Professional Affiliation

Liberal Arts and Sciences Dean's Professor and Associate Professor of Political Science, Iowa State University.

Expert Bio

Amy Erica Smith is an associate professor of political science, as well as a Liberal Arts and Sciences Dean’s Professor at Iowa State University; in the 2020-22 academic years, she is an Andrew Carnegie Fellow.

Smith’s research examines how citizens understand and engage in politics in democratic and authoritarian regimes, with a primary geographic emphasis on Latin America, and especially Brazil. Her books include Religion and Brazilian Democracy: Mobilizing the People of God (2019, Cambridge University Press), and she has published numerous articles in top peer-reviewed outlets in political science, as well as in venues for policymakers and the general public. Much of her recent work focuses on religion and responses to climate change in the developing world.

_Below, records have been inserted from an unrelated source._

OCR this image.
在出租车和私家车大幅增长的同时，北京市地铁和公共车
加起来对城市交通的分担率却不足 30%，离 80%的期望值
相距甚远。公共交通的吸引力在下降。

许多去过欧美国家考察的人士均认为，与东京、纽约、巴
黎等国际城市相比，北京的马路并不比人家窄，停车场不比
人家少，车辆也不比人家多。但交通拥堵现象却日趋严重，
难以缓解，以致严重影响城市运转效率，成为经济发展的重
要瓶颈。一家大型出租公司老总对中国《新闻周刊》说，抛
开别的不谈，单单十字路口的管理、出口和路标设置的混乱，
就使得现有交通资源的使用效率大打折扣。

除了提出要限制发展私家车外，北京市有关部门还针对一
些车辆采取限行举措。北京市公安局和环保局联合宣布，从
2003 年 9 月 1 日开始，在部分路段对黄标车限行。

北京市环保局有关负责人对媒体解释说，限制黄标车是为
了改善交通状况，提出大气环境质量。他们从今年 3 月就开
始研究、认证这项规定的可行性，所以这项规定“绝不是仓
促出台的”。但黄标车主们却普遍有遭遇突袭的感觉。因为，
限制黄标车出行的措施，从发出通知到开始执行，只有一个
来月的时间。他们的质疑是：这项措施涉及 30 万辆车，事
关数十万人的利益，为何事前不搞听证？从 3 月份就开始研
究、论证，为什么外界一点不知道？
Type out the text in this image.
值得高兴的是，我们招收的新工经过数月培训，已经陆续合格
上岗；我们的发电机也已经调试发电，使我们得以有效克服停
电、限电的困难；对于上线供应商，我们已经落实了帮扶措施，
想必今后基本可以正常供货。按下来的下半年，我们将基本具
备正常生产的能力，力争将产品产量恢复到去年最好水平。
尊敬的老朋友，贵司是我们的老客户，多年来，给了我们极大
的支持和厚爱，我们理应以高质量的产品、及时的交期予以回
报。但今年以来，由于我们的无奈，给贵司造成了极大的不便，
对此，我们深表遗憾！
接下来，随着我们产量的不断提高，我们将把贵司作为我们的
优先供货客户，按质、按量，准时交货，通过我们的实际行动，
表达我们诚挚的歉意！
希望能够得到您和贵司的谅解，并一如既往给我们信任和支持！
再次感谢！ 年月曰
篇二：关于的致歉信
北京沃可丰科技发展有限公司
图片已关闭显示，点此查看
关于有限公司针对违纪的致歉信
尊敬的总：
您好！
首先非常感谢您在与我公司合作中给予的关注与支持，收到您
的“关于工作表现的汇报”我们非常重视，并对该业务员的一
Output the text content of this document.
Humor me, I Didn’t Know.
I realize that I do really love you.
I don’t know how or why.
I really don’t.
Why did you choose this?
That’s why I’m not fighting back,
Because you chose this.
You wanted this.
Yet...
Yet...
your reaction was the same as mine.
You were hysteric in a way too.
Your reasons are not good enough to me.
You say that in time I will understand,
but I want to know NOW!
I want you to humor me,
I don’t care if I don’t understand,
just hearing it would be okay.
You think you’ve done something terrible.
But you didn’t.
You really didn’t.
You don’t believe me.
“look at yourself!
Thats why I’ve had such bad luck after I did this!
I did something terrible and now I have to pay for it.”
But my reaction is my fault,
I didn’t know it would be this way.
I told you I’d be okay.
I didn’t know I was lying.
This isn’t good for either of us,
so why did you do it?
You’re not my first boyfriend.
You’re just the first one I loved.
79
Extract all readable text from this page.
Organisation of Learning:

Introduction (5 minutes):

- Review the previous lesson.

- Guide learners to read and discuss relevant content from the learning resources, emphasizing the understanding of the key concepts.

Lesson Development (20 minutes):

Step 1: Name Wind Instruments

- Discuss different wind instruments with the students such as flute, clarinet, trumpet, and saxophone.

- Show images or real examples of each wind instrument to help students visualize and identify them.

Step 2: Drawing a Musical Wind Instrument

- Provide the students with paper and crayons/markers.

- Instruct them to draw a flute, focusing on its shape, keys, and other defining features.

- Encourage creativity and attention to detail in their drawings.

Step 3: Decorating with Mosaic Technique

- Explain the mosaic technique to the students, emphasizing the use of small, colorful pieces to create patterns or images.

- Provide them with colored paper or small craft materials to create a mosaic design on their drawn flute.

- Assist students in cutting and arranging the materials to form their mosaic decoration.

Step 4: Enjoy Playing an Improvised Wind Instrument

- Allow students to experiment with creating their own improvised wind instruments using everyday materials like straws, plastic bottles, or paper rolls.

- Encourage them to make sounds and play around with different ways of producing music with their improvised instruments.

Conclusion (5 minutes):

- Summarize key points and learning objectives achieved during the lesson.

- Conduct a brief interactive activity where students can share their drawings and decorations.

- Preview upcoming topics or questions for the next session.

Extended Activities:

In addition to her Wilson Fellowship, Smith has received fellowships and grants from the National Science Foundation, the American Council of Learned Societies, Fulbright, and the University of Notre Dame Kellogg Institute for International Studies, as well as the Luce, Mellon, and Templeton Foundations. The Iowa State University College of Liberal Arts and Sciences has recognized her with Awards for Early Achievement in Research and Mid-Career Achievement in Research. Smith received her Ph.D. in political science from the University of Pittsburgh in Fall 2011.

www.amyericasmith.org

Wilson Center Project

Religion and Climate Change in Brazil: The Deluge and the Desert

Project Summary

Two parallel trends are transforming the developing world: climate change and the growing demographic importance of Pentecostalism and conservative Protestantism. As environmental degradation reshapes the physical environments in which humans live, citizens interpret the changes and respond through frames shaped by their religious communities. Utilizing a Brazilian case study, this project asks, how is religion molding citizens’ explanations of and responses to climate change? During the 2019–2020 academic year, Dr. Smith will finish a book manuscript, tentatively entitled Religion and Climate Change in Brazil: The Deluge and the Desert.

Major Publications

Religion and Brazilian Democracy: Mobilizing the People of God. New York: Cambridge University Press, 2019.

Talking It Out: Political Conversation and Knowledge Gaps in Unequal Urban Contexts.” British Journal of Political Science 48(2): 407-425, 2018.

 "Democratic Talk in Church: Religion and Political Socialization in the Context of Urban Inequality.” World Development 99: 441-451, 2017.